There is a line regulators should not cross. When trust in an institution depends on independence and consistency, turning on the entities one oversees is more than poor judgement; it is institutional betrayal.
That is precisely what the Bank of Namibia (BoN) has done in its latest monetary policy statement.
After keeping the repo rate unchanged at 6.75 percent, BoN used the final section of its announcement to target commercial banks. Not with data. Not with regulation. With spin.
Namibia, the statement noted, remains the only country in the Common Monetary Area where the prime lending rate sits 3.75 percentage points above the repo rate, instead of the 3.5 percent norm.
BoN then “urged” local banks to fall in line, suggesting they were out of step and, by implication, holding consumers hostage to inflated borrowing costs.
This was not policy. It was a media manoeuvre.
BoN regulates these institutions. It has access to their records, understands their risk models, and signs off on their compliance.
If BoN has a problem with interest margins, it has the tools to deal with it directly, discreetly and properly.
And the story it told was not even accurate.
A Margin That Has Long Existed
The 25 basis point gap is not new. It has existed for years, through multiple repo adjustments, shifting lending cycles and the absence of serious economic reform.
If BoN believed it distorted policy transmission, it had time to act.
Borrowing costs remain high. Inflation is easing, but relief has been slow to reach households.
Rather than confront structural issues—slow courts, weak collateral enforcement, high default risk—BoN chose to shift blame onto the sector it regulates.
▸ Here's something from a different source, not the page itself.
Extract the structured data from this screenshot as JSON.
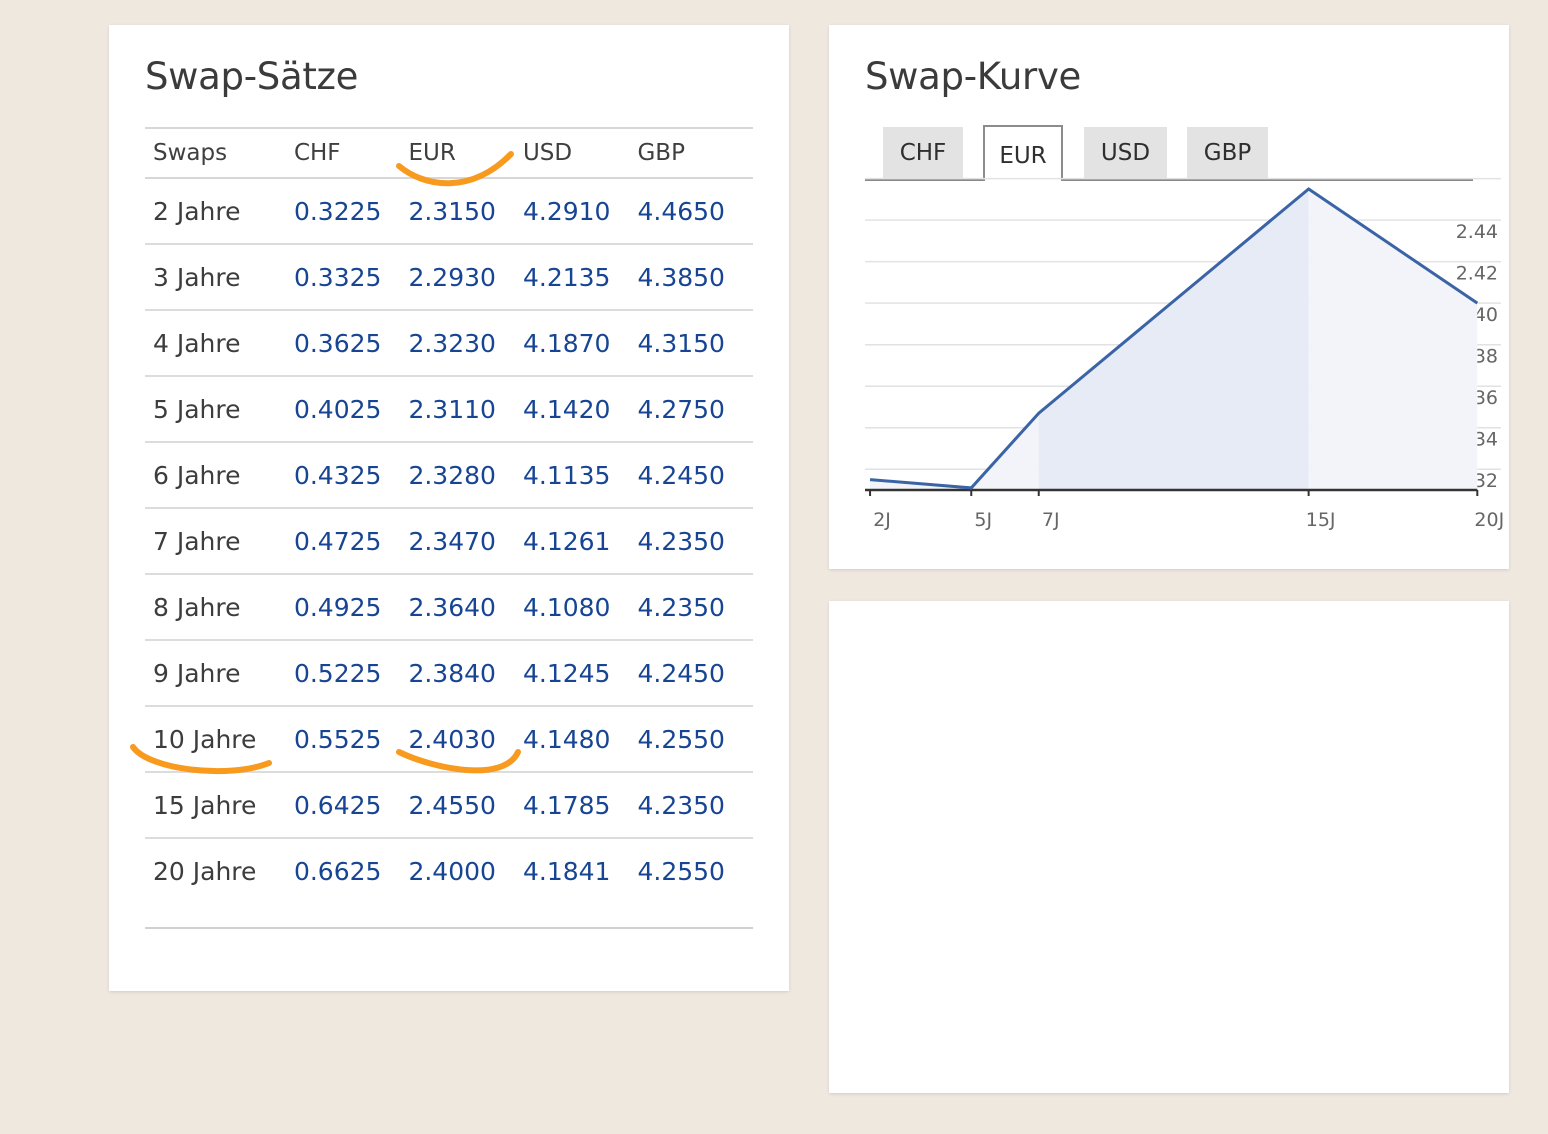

Banks operate within the rules BoN sets. They do not invent risk; they respond to it. When that risk includes legal delays, recovery bottlenecks and volatility, margins reflect those realities.
To ignore that context and present margins as unjustified is misleading.
Short-Term Optics, Long-Term Damage
Every headline BoN grabs at the sector’s expense chips away at trust. The consequences go beyond local opinion.
Investors are watching. So are ratings agencies. A regulator that throws its own sector under the bus to ease public pressure does not project strength. It projects fragility.
There is still time to step back. BoN could launch a proper review of retail pricing. It could work with the sector on legal reform and credit constraints.
But it should stop framing banks as the culprit for failures rooted in policy drift and system design.
BoN cannot supervise in private and shame in public.
And the cost is long-term institutional trust.
*Briefly is a weekly column that’s opinionated and analytical. It sifts through the noise to make sense of the numbers, trends and headlines shaping business and the economy — with insight, wit and just enough scepticism to keep things interesting. The views expressed are not our own; we simply relay them as part of the conversation.